Riportiamo un interessante articolo di Joe Cirincione (presidente della Ploughshares Fund) preso dalla raccolta Good Reads di iCan.

Questo fine settimana Godzilla, la lucertola nucleare più amata al mondo, torna a ruggire al grande schermo. Questa volta in 3D e con un nuovo e potente messaggio antinucleare.

Il Godzilla originale del 1954, noto in Giappone come Gojira, era un film solenne e pensoso che esplorava la dolorosa e frustrante relazione tra i giapponesi e le armi nucleari statunitensi, come abbiamo approfondito nel nostro post precedente. Ottenne anche un enorme successo commerciale e di critica, e diede vita al nuovo genere cinematografico dei mostri giganti o kaiju, e a dozzine di sequels, remakes e imitazioni.

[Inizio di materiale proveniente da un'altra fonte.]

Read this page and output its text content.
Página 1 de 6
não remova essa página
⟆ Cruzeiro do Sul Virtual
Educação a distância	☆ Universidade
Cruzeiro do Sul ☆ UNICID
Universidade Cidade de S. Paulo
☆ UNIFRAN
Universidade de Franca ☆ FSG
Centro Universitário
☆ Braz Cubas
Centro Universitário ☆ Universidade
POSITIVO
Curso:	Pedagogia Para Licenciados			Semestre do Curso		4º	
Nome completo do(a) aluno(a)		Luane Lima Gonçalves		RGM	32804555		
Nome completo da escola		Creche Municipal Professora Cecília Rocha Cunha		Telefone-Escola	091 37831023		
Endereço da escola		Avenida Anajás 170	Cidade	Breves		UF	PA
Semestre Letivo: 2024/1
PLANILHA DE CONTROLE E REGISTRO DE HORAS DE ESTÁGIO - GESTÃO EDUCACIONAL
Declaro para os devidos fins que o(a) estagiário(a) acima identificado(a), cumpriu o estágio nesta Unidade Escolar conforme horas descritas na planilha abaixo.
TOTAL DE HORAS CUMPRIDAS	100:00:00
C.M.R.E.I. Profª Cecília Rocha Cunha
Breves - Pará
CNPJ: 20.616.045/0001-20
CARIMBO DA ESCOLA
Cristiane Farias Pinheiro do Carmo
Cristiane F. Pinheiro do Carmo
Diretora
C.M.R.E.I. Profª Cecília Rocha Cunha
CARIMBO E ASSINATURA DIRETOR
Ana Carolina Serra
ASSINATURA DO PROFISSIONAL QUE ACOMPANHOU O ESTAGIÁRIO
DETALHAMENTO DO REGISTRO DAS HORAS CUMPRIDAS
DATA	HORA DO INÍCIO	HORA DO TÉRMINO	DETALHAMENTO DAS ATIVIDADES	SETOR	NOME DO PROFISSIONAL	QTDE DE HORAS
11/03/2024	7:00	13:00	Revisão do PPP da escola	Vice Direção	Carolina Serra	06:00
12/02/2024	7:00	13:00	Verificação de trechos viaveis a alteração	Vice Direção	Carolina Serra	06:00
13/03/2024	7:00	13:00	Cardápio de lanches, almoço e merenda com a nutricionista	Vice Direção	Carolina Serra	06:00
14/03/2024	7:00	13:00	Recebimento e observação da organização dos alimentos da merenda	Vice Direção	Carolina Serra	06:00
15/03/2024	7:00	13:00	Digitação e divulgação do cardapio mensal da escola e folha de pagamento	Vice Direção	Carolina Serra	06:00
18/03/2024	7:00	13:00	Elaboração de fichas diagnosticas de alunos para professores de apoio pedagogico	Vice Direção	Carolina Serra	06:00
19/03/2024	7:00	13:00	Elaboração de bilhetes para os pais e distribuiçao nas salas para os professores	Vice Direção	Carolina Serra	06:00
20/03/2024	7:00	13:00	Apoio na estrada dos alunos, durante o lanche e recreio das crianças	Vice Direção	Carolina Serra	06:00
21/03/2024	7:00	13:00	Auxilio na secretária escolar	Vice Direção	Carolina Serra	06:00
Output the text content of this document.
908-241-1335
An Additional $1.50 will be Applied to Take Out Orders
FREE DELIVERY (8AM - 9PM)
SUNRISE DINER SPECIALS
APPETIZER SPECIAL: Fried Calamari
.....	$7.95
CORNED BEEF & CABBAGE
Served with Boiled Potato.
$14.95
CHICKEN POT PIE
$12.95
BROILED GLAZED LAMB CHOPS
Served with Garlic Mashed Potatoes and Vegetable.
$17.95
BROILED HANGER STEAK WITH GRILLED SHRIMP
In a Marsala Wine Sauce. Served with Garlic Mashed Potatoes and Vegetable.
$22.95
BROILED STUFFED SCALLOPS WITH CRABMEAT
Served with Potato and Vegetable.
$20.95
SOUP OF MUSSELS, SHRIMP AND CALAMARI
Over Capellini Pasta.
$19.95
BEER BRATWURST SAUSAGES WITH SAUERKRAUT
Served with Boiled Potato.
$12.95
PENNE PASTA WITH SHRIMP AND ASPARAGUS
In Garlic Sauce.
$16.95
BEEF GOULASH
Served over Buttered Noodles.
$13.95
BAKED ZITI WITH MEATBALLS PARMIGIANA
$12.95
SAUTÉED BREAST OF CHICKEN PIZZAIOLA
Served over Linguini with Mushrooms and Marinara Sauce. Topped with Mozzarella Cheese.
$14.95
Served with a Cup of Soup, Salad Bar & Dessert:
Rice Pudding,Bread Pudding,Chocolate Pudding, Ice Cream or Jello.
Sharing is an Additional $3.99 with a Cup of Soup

Per il regista Gareth Edwards, il nuovo Godzilla replicherà sia il successo sia la morale del film originale. “Abbiamo cercato di metterci qualcosa in più rispetto a un semplice film di mostri”, ha detto all’Associated Press, “perché l’originale era indiscutibilmente una metafora di Hiroshima e Nagasaki, un film molto serio, cosa che ci ha spronato a cercare di trasmettere quella stessa atmosfera [anche in questo film]”.

Il regista ha modernizzato la storia aggiungendo le centrali nucleari agli avvertimenti originali a proposito delle armi atomiche. Il film si apre con un disastro che ha luogo presso un reattore nucleare giapponese – palese riferimento all’incidente del 2011 all’impianto di Fukushima.

Ma le cose si complicano ancora di più. Mentre “nel film originale del 1954 Godzilla rappresentava la minaccia distruttiva del nucleare dopo che gli Stati Uniti l’avevano scagliata sul Giappone durante la Seconda Guerra Mondiale”, riferisce Edwards, “nel 2014, Godzilla e gli altri mostri si nutrono di radiazioni, quindi prendono a tiro tutte le nazioni con armi nucleari”.